Eine Ansicht, die es nicht nur in Deutschland gibt. Die Bewegung "Slutwalk" gründete sich Anfang des Jahres in Kanada, als ein Polizist, der auf dem Campus einer Uni einen Präventionskurs zum Thema geben sollte, die Empfehlung aussprach: "Frauen sollten sich nicht wie Schlampen anziehen, wenn sie nicht zu Opfern werden wollen." Aus der Empörung darüber entstand eine Demonstration in Toronto, inzwischen gibt es in vielen Städten solche Slutwalks: Seattle, Chicago, Seoul, Melbourne, London, Neu-Delhi - und auch in Deutschland, in Berlin, Leipzig oder jetzt München.

Dabei belegen Kriminalstatistik und Wissenschaft schon seit Jahren, dass der Großteil - etwa 90 Prozent - der sexuellen Gewalttaten im Verwandten- und Bekanntenkreis geschehen und weder beschränkt auf ein Geschlecht oder eine sexuelle Orientierung sind, noch etwas mit der Kleidung der Opfer zu tun haben.

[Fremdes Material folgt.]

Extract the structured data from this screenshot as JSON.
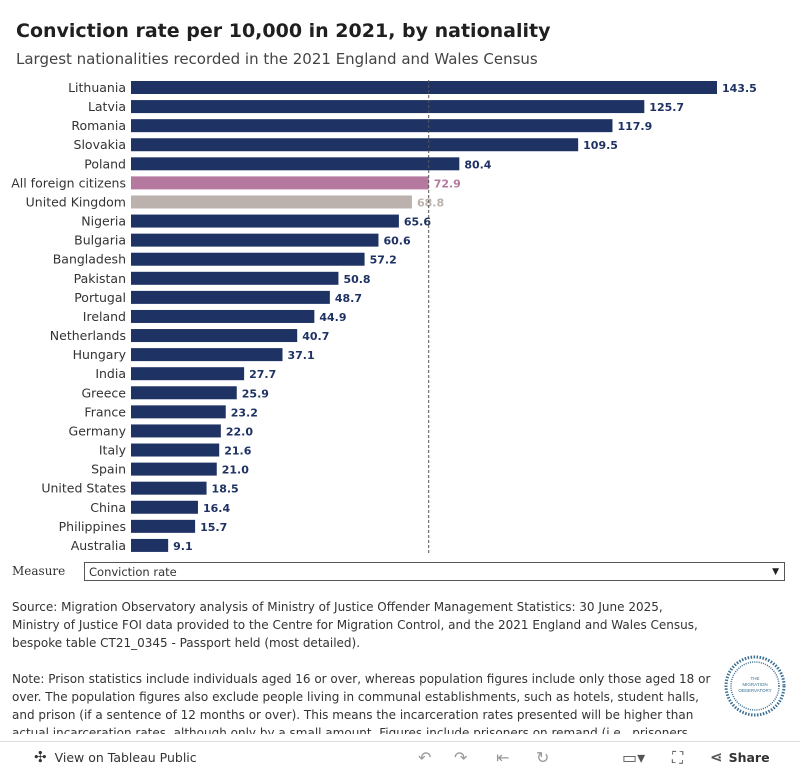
{
  "title": "Conviction rate per 10,000 in 2021, by nationality",
  "subtitle": "Largest nationalities recorded in the 2021 England and Wales Census",
  "chart_data": {
    "type": "bar",
    "orientation": "horizontal",
    "categories": [
      "Lithuania",
      "Latvia",
      "Romania",
      "Slovakia",
      "Poland",
      "All foreign citizens",
      "United Kingdom",
      "Nigeria",
      "Bulgaria",
      "Bangladesh",
      "Pakistan",
      "Portugal",
      "Ireland",
      "Netherlands",
      "Hungary",
      "India",
      "Greece",
      "France",
      "Germany",
      "Italy",
      "Spain",
      "United States",
      "China",
      "Philippines",
      "Australia"
    ],
    "values": [
      143.5,
      125.7,
      117.9,
      109.5,
      80.4,
      72.9,
      68.8,
      65.6,
      60.6,
      57.2,
      50.8,
      48.7,
      44.9,
      40.7,
      37.1,
      27.7,
      25.9,
      23.2,
      22.0,
      21.6,
      21.0,
      18.5,
      16.4,
      15.7,
      9.1
    ],
    "value_labels": [
      "143.5",
      "125.7",
      "117.9",
      "109.5",
      "80.4",
      "72.9",
      "68.8",
      "65.6",
      "60.6",
      "57.2",
      "50.8",
      "48.7",
      "44.9",
      "40.7",
      "37.1",
      "27.7",
      "25.9",
      "23.2",
      "22.0",
      "21.6",
      "21.0",
      "18.5",
      "16.4",
      "15.7",
      "9.1"
    ],
    "reference_line": 72.9,
    "grid": false,
    "colors": {
      "default": "#1f3264",
      "All foreign citizens": "#b5799f",
      "United Kingdom": "#bcb2ad"
    },
    "label_colors": {
      "default": "#1f3264",
      "All foreign citizens": "#b5799f",
      "United Kingdom": "#bcb2ad"
    }
  },
  "measure": {
    "label": "Measure",
    "selected": "Conviction rate"
  },
  "source_text": "Source: Migration Observatory analysis of Ministry of Justice Offender Management Statistics: 30 June 2025, Ministry of Justice FOI data provided to the Centre for Migration Control, and the 2021 England and Wales Census, bespoke table CT21_0345 - Passport held (most detailed).",
  "note_text": "Note: Prison statistics include individuals aged 16 or over, whereas population figures include only those aged 18 or over. The population figures also exclude people living in communal establishments, such as hotels, student halls, and prison (if a sentence of 12 months or over). This means the incarceration rates presented will be higher than actual incarceration rates, although only by a small amount. Figures include prisoners on remand (i.e., prisoners awaiting trial or sentencing).",
  "logo": {
    "lines": [
      "THE",
      "MIGRATION",
      "OBSERVATORY"
    ],
    "color": "#3a6f93"
  },
  "toolbar": {
    "view_label": "View on Tableau Public",
    "share_label": "Share",
    "icons": [
      "tableau-icon",
      "undo-icon",
      "redo-icon",
      "revert-icon",
      "forward-icon",
      "comment-icon",
      "fullscreen-icon",
      "share-icon"
    ]
  }
}
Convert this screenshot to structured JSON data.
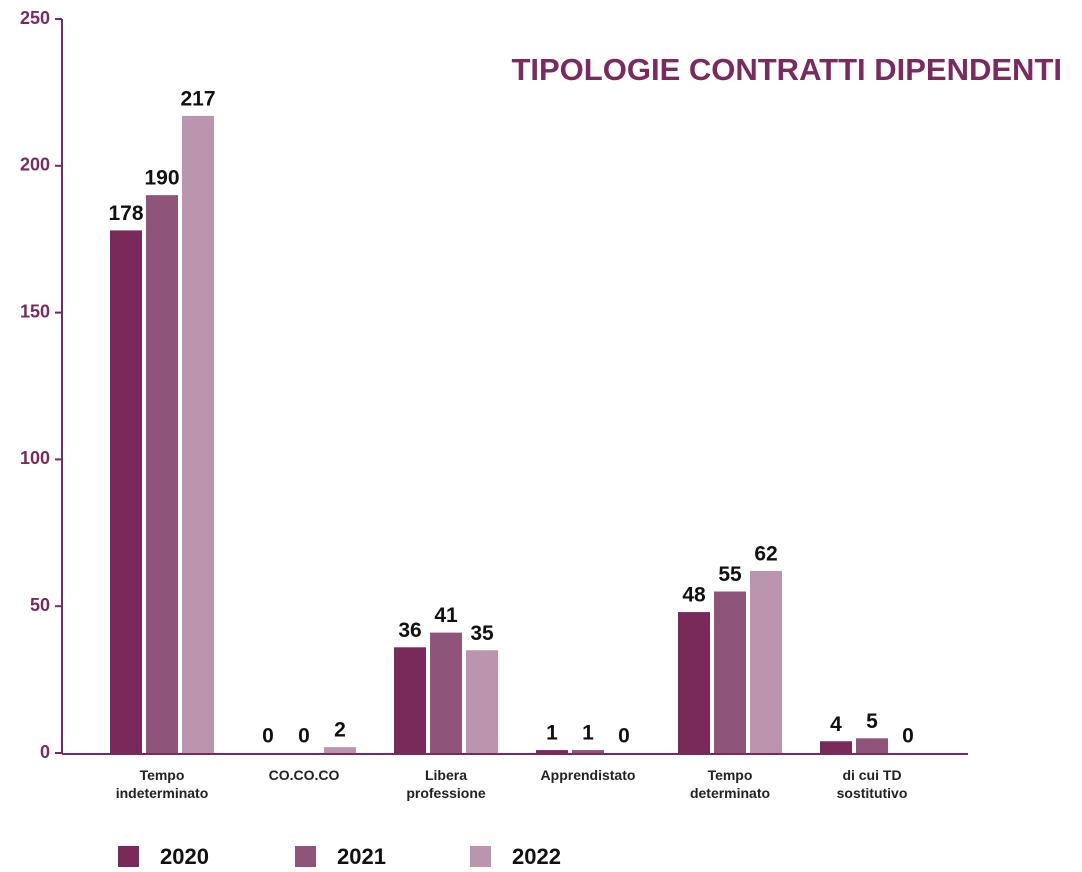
{
  "chart_data": {
    "type": "bar",
    "title": "TIPOLOGIE CONTRATTI DIPENDENTI",
    "categories": [
      [
        "Tempo",
        "indeterminato"
      ],
      [
        "CO.CO.CO"
      ],
      [
        "Libera",
        "professione"
      ],
      [
        "Apprendistato"
      ],
      [
        "Tempo",
        "determinato"
      ],
      [
        "di cui TD",
        "sostitutivo"
      ]
    ],
    "series": [
      {
        "name": "2020",
        "color": "#7a2a5a",
        "values": [
          178,
          0,
          36,
          1,
          48,
          4
        ]
      },
      {
        "name": "2021",
        "color": "#8e5479",
        "values": [
          190,
          0,
          41,
          1,
          55,
          5
        ]
      },
      {
        "name": "2022",
        "color": "#bb94ad",
        "values": [
          217,
          2,
          35,
          0,
          62,
          0
        ]
      }
    ],
    "ylim": [
      0,
      250
    ],
    "yticks": [
      0,
      50,
      100,
      150,
      200,
      250
    ],
    "legend": "bottom"
  }
}
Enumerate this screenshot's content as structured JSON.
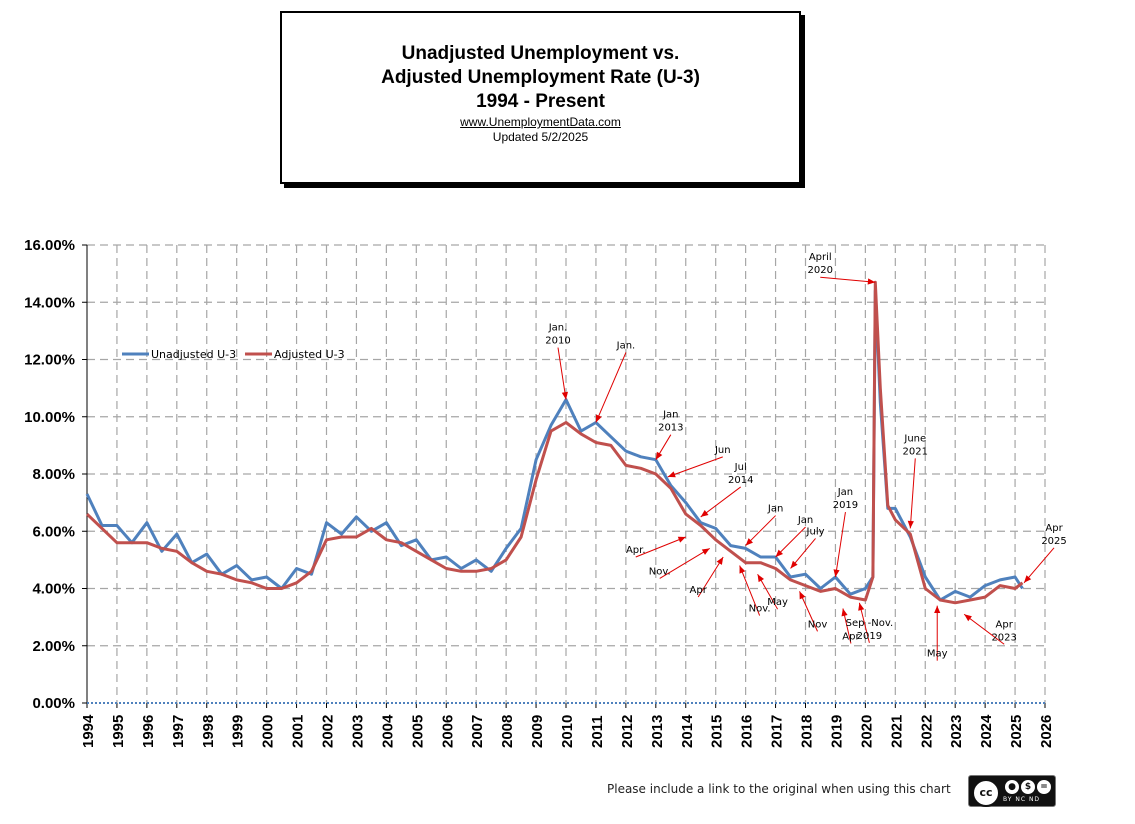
{
  "title_box": {
    "line1": "Unadjusted Unemployment  vs.",
    "line2": "Adjusted Unemployment Rate (U-3)",
    "line3": "1994 - Present",
    "url": "www.UnemploymentData.com",
    "updated": "Updated  5/2/2025"
  },
  "footer": {
    "note": "Please include a link to the original when using this chart",
    "license_icon": "creative-commons-by-nc-nd",
    "license_label": "BY   NC   ND",
    "cc_text": "cc"
  },
  "chart_data": {
    "type": "line",
    "title": "",
    "xlabel": "",
    "ylabel": "",
    "xlim": [
      1994,
      2026
    ],
    "ylim": [
      0,
      16
    ],
    "grid": "dashed horizontal and vertical gridlines",
    "legend_position": "upper-left inside plot",
    "y_ticks": [
      "0.00%",
      "2.00%",
      "4.00%",
      "6.00%",
      "8.00%",
      "10.00%",
      "12.00%",
      "14.00%",
      "16.00%"
    ],
    "x_ticks": [
      "1994",
      "1995",
      "1996",
      "1997",
      "1998",
      "1999",
      "2000",
      "2001",
      "2002",
      "2003",
      "2004",
      "2005",
      "2006",
      "2007",
      "2008",
      "2009",
      "2010",
      "2011",
      "2012",
      "2013",
      "2014",
      "2015",
      "2016",
      "2017",
      "2018",
      "2019",
      "2020",
      "2021",
      "2022",
      "2023",
      "2024",
      "2025",
      "2026"
    ],
    "series": [
      {
        "name": "Unadjusted U-3",
        "color": "#4f81bd",
        "x": [
          1994.0,
          1994.5,
          1995.0,
          1995.5,
          1996.0,
          1996.5,
          1997.0,
          1997.5,
          1998.0,
          1998.5,
          1999.0,
          1999.5,
          2000.0,
          2000.5,
          2001.0,
          2001.5,
          2002.0,
          2002.5,
          2003.0,
          2003.5,
          2004.0,
          2004.5,
          2005.0,
          2005.5,
          2006.0,
          2006.5,
          2007.0,
          2007.5,
          2008.0,
          2008.5,
          2009.0,
          2009.5,
          2010.0,
          2010.5,
          2011.0,
          2011.5,
          2012.0,
          2012.5,
          2013.0,
          2013.5,
          2014.0,
          2014.5,
          2015.0,
          2015.5,
          2016.0,
          2016.5,
          2017.0,
          2017.5,
          2018.0,
          2018.5,
          2019.0,
          2019.5,
          2020.0,
          2020.25,
          2020.33,
          2020.5,
          2020.75,
          2021.0,
          2021.5,
          2022.0,
          2022.5,
          2023.0,
          2023.5,
          2024.0,
          2024.5,
          2025.0,
          2025.25
        ],
        "values": [
          7.3,
          6.2,
          6.2,
          5.6,
          6.3,
          5.3,
          5.9,
          4.9,
          5.2,
          4.5,
          4.8,
          4.3,
          4.4,
          4.0,
          4.7,
          4.5,
          6.3,
          5.9,
          6.5,
          6.0,
          6.3,
          5.5,
          5.7,
          5.0,
          5.1,
          4.7,
          5.0,
          4.6,
          5.4,
          6.1,
          8.5,
          9.7,
          10.6,
          9.5,
          9.8,
          9.3,
          8.8,
          8.6,
          8.5,
          7.6,
          7.0,
          6.3,
          6.1,
          5.5,
          5.4,
          5.1,
          5.1,
          4.4,
          4.5,
          4.0,
          4.4,
          3.8,
          4.0,
          4.4,
          14.4,
          10.5,
          6.8,
          6.8,
          5.8,
          4.4,
          3.6,
          3.9,
          3.7,
          4.1,
          4.3,
          4.4,
          4.0
        ]
      },
      {
        "name": "Adjusted U-3",
        "color": "#c0504d",
        "x": [
          1994.0,
          1994.5,
          1995.0,
          1995.5,
          1996.0,
          1996.5,
          1997.0,
          1997.5,
          1998.0,
          1998.5,
          1999.0,
          1999.5,
          2000.0,
          2000.5,
          2001.0,
          2001.5,
          2002.0,
          2002.5,
          2003.0,
          2003.5,
          2004.0,
          2004.5,
          2005.0,
          2005.5,
          2006.0,
          2006.5,
          2007.0,
          2007.5,
          2008.0,
          2008.5,
          2009.0,
          2009.5,
          2010.0,
          2010.5,
          2011.0,
          2011.5,
          2012.0,
          2012.5,
          2013.0,
          2013.5,
          2014.0,
          2014.5,
          2015.0,
          2015.5,
          2016.0,
          2016.5,
          2017.0,
          2017.5,
          2018.0,
          2018.5,
          2019.0,
          2019.5,
          2020.0,
          2020.25,
          2020.33,
          2020.5,
          2020.75,
          2021.0,
          2021.5,
          2022.0,
          2022.5,
          2023.0,
          2023.5,
          2024.0,
          2024.5,
          2025.0,
          2025.25
        ],
        "values": [
          6.6,
          6.1,
          5.6,
          5.6,
          5.6,
          5.4,
          5.3,
          4.9,
          4.6,
          4.5,
          4.3,
          4.2,
          4.0,
          4.0,
          4.2,
          4.6,
          5.7,
          5.8,
          5.8,
          6.1,
          5.7,
          5.6,
          5.3,
          5.0,
          4.7,
          4.6,
          4.6,
          4.7,
          5.0,
          5.8,
          7.8,
          9.5,
          9.8,
          9.4,
          9.1,
          9.0,
          8.3,
          8.2,
          8.0,
          7.5,
          6.6,
          6.2,
          5.7,
          5.3,
          4.9,
          4.9,
          4.7,
          4.3,
          4.1,
          3.9,
          4.0,
          3.7,
          3.6,
          4.4,
          14.7,
          11.0,
          6.9,
          6.4,
          5.9,
          4.0,
          3.6,
          3.5,
          3.6,
          3.7,
          4.1,
          4.0,
          4.2
        ]
      }
    ],
    "annotations": [
      {
        "label": "Jan. 2010",
        "x": 2010.0,
        "y": 10.6
      },
      {
        "label": "Jan.",
        "x": 2011.0,
        "y": 9.8
      },
      {
        "label": "Jan 2013",
        "x": 2013.0,
        "y": 8.5
      },
      {
        "label": "Jun",
        "x": 2013.4,
        "y": 7.9
      },
      {
        "label": "Jul 2014",
        "x": 2014.5,
        "y": 6.5
      },
      {
        "label": "Apr.",
        "x": 2014.0,
        "y": 5.8
      },
      {
        "label": "Nov.",
        "x": 2014.8,
        "y": 5.4
      },
      {
        "label": "Apr",
        "x": 2015.25,
        "y": 5.1
      },
      {
        "label": "Nov.",
        "x": 2015.8,
        "y": 4.8
      },
      {
        "label": "Jan",
        "x": 2016.0,
        "y": 5.5
      },
      {
        "label": "May",
        "x": 2016.4,
        "y": 4.5
      },
      {
        "label": "Jan",
        "x": 2017.0,
        "y": 5.1
      },
      {
        "label": "July",
        "x": 2017.5,
        "y": 4.7
      },
      {
        "label": "Nov",
        "x": 2017.8,
        "y": 3.9
      },
      {
        "label": "Jan 2019",
        "x": 2019.0,
        "y": 4.4
      },
      {
        "label": "Apr",
        "x": 2019.25,
        "y": 3.3
      },
      {
        "label": "Sep -Nov. 2019",
        "x": 2019.8,
        "y": 3.5
      },
      {
        "label": "April 2020",
        "x": 2020.33,
        "y": 14.7
      },
      {
        "label": "June 2021",
        "x": 2021.5,
        "y": 6.1
      },
      {
        "label": "May",
        "x": 2022.4,
        "y": 3.4
      },
      {
        "label": "Apr 2023",
        "x": 2023.3,
        "y": 3.1
      },
      {
        "label": "Apr 2025",
        "x": 2025.3,
        "y": 4.2
      }
    ]
  }
}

Außerdem handelt es sich bei sexueller Gewalt auch nicht um eine tatsächliche sexuelle Handlung. "Vergewaltigung ist eine Form der Machtausübung mit dem Mittel der Sexualität", sagt Weidner. "Es geht dabei darum, Macht über jemanden auszuüben, jemanden zu erniedrigen - und das ist eine gesellschaftliche Sache, die es auch schon vor 40 Jahren gab."

Dass es trotz dieser Erkenntnis Projekte wie "Sichere Wies'n" gibt und geben muss, die Tipps für Mädchen und Frauen veröffentlichen, wie sie möglichst sicher über das Oktoberfest kommen, mag zwar inkonsequent wirken. Eine Schuldzuweisung, darüber waren sich bei der Diskussion alle einig, funktioniert trotzdem nur in genau eine Richtung: die des Täters.